But sometimes EPM cases don’t look like how veterinarians would expect. It can appear as an unusual change in behavior, which Reed says owners sometimes report, or an unusual lameness.

“Yesterday we had a horse that presented … for a lameness examination because it showed stringhalt, and that horse ended up … a very strong positive for EPM,” says Reed. “So even some of the obscure lamenesses, like stringhalt and shivers, and things like that, sometimes need to be evaluated to make certain that they don’t have EPM.”

As mentioned before, the strange thing about S. neurona is the sheer amount of horses with exposure evident in their blood serum but no clinical signs. Here’s another place where researchers are working hard.

In previous studies, researchers determined that 61.8% of EPM cases occurred in horses 4 years old or younger, and 19.8% of cases were in horses 8 years old or older. They most commonly observed EPM signs in Thoroughbreds, Standardbreds, and Quarter Horses, but with no sex or seasonal bias. The mean age of affected horses has been 3.6 ± 2.8 years. In a more recent study on proportional morbidity rate (an indicator of incidence of EPM among a population of horses), researchers found a higher incidence among Standardbreds, Tennessee Walking Horses, Thoroughbreds, Warmbloods, and stallions. Quarter Horses, other breeds, ponies, and drafts had a lower incidence rate.

EPM Before and After
This is Ben, a novice-level eventer who has been battling EPM shown before (ridden) and after he started showing clinical signs. Note how close he travels in the forelimbs and his hind-quarter lean. CREDIT: Courtesy Kara Musgrave

Other researchers are going even deeper, looking at why horses get EPM on an individual level. In an ongoing multidisciplinary study Dr. Sharon Witonsky has been examining the immune phenotypes (the specific types of immune responses that the body makes) of horses that develop EPM clinical signs versus those that don’t.

 

“The factors that have been identified to be stressful (for horses, leaving them vulnerable to EPM) are shipping, showing, training, and pregnancy,” says Witonsky. “We see effects of seasonality and location, age, and other ongoing diseases.”

Specifically, she is looking at how horses respond to infection. Horses develop two types of immune responses when exposed to a pathogen: humoral and cell-mediated. The humoral immune response is systemic and involves the production of antibodies, or blood proteins the body creates in response to and counteracting specific antigens, or foreign substances. One of the things that the cell-mediated response does is protect the body against intracellular organisms using special white blood cells called T-cells (T-lymphocytes). T-cells recognize cells that have been infected before, and the goal is for the immune system to kill S. neurona.

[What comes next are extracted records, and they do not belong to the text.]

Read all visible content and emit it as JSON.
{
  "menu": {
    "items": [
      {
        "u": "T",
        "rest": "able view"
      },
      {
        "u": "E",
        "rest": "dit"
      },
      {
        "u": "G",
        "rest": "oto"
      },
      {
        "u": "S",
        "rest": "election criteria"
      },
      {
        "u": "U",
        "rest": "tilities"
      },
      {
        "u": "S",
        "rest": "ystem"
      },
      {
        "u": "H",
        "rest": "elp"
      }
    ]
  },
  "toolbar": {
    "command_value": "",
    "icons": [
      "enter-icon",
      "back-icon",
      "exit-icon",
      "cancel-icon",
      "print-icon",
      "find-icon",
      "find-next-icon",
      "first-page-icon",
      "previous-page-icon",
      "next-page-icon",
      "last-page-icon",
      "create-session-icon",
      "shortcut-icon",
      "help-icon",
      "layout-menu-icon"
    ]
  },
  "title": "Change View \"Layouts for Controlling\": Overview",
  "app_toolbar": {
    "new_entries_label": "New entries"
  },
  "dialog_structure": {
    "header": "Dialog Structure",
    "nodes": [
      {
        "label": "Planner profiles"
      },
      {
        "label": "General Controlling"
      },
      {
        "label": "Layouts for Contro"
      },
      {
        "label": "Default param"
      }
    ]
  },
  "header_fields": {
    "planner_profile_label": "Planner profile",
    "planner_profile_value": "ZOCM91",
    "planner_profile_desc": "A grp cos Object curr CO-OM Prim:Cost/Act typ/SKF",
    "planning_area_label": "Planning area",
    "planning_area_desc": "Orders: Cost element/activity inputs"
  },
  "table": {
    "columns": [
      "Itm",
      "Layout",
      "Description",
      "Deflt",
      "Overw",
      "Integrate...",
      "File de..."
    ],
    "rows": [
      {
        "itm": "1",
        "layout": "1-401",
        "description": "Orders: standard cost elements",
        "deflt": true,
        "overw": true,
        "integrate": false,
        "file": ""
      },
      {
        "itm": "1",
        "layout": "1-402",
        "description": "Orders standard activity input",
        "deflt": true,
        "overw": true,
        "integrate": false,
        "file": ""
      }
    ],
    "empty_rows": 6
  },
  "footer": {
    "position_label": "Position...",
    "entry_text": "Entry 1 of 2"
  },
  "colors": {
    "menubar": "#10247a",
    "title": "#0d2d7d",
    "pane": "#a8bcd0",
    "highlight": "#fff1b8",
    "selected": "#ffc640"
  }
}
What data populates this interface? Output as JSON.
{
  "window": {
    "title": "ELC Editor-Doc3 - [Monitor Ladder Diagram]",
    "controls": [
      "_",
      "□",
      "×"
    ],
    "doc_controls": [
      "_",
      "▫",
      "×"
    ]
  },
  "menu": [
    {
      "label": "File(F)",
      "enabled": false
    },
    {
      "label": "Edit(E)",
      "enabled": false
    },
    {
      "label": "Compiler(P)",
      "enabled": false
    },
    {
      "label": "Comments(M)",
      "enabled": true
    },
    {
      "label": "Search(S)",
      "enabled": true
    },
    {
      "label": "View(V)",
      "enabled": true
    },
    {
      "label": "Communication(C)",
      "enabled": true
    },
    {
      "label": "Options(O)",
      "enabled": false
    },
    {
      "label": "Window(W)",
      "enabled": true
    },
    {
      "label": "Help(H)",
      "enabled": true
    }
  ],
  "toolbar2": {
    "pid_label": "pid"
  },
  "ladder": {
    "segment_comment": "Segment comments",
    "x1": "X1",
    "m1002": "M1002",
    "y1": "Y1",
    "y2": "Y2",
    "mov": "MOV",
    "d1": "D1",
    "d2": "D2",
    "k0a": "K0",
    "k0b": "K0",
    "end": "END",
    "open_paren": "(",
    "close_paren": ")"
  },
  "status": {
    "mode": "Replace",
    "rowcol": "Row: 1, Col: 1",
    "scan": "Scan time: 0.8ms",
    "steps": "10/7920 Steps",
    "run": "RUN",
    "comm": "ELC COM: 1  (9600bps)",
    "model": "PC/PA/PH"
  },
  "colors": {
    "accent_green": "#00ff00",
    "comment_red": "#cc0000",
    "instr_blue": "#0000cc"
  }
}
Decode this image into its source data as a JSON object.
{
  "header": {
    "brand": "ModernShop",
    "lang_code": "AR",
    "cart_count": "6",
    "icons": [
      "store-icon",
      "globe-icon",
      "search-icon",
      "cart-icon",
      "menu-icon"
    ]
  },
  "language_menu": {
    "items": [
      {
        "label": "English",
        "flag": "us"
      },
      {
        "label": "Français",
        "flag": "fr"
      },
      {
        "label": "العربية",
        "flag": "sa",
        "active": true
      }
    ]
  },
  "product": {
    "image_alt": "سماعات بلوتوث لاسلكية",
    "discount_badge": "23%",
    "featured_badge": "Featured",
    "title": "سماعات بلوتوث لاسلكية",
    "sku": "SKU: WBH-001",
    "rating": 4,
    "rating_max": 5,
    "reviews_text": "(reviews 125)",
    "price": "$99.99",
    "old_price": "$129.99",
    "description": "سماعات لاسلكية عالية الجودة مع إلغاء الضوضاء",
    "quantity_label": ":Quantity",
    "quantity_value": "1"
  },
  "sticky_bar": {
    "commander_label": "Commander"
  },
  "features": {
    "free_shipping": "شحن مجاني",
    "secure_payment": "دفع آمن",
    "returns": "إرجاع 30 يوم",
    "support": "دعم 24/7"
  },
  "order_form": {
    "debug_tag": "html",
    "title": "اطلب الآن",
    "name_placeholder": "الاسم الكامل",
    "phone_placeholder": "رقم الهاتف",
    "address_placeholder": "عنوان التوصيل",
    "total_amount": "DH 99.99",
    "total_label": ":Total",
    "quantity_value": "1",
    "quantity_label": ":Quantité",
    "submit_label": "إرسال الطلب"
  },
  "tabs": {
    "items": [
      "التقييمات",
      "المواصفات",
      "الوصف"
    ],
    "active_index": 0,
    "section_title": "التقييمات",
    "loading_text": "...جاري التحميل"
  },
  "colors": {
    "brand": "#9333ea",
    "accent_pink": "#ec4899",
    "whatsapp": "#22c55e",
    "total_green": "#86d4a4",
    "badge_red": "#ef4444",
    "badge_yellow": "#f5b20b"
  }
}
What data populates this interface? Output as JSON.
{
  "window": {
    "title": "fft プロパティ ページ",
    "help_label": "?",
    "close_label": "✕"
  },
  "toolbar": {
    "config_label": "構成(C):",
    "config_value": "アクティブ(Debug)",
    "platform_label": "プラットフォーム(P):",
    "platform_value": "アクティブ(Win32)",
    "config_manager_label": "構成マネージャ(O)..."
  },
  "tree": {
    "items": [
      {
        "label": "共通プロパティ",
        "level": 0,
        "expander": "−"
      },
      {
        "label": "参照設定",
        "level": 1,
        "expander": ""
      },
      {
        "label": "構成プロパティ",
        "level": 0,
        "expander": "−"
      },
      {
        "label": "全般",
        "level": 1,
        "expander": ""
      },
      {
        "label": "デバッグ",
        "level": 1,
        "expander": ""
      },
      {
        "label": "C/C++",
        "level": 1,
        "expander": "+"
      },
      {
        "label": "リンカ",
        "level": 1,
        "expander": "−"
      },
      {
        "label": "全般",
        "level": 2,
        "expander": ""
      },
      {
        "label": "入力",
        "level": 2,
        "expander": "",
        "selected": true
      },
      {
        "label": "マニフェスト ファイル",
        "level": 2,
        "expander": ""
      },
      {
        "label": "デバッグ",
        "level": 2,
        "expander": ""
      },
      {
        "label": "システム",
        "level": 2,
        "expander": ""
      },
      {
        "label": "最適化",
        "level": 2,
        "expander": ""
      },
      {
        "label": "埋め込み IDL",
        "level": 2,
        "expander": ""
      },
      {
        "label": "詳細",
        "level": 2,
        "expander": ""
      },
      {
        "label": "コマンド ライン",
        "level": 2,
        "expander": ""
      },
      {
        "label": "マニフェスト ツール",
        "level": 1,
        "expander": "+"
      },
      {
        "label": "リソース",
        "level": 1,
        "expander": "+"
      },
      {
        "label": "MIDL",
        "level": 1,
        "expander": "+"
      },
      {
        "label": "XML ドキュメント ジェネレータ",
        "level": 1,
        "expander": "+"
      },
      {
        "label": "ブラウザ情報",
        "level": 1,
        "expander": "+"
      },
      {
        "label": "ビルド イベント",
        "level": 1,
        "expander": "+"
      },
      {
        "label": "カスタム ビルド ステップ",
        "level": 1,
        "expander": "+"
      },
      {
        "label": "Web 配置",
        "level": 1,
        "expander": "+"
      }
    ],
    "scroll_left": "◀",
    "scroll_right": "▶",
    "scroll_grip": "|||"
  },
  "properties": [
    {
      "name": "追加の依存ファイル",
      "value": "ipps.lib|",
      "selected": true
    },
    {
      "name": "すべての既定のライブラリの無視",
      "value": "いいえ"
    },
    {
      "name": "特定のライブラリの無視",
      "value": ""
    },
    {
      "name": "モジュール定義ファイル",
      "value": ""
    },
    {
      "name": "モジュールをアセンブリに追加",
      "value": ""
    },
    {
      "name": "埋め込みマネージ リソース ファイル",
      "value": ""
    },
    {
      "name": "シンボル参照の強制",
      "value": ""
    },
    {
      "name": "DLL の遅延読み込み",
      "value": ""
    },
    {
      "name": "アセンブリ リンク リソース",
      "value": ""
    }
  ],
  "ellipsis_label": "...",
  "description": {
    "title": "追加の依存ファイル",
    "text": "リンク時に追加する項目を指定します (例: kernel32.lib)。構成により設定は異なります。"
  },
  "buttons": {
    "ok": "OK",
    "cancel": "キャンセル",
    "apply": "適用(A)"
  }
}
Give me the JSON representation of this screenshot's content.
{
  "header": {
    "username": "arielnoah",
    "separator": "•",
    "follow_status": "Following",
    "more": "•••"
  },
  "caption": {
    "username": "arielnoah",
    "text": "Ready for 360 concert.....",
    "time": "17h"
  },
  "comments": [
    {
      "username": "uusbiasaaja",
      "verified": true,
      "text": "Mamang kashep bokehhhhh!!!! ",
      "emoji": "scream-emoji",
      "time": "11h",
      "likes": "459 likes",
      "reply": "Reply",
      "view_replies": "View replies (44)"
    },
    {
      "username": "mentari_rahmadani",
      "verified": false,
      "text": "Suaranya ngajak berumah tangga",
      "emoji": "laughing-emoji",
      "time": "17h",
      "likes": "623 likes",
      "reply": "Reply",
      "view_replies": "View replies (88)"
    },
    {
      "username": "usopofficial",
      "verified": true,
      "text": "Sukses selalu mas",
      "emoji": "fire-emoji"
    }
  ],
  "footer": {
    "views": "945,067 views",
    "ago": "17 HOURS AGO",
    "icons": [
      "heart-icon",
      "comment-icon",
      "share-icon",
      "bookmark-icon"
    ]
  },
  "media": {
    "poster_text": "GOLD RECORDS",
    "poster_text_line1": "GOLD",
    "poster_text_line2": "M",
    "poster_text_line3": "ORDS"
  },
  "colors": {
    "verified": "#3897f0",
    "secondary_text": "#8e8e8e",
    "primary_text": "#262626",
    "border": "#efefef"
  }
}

Witonsky says researchers have data to support that horses need to develop a cell-mediated response to protect against S. neurona.

“For the predicted protective immune response … the question is really what happens with the horses’ disease,” says Witonsky. “We just don’t know, do the horses that we’re putting down for EPM or that get severe clinical signs, do they not make enough of a particular cell-mediated response, or is production of an inflammatory cytokine (another type of protein that affects cell interaction and communication) preventing it?

“I do think we have some interesting preliminary data, and I’m hoping to build on that.”

Reed adds: “This is an open window now, is looking at and understanding of the role of what is a normal immune response compared to horses that exhibit an abnormal immune response. Because since many, many horses are exposed to the organism, and mount antibodies, that means a majority of horses get the organism under control. It’s the ones that seem to be either immunosuppressed or that generate an improper immune response that develop neurologic illness.”

Dr. Sharon Witonsky

Dr. Witonsky describes immune responses in EPM.

Stephen Reed

Sharon Witonsky,
DVM, PhD, Dipl. ACVIM,

is associate professor of Equine Field Service in the Department of Large Animal Clinical Sciences at the Virginia-Maryland Regional College of Veterinary Medicine, in Blacksburg, Virginia.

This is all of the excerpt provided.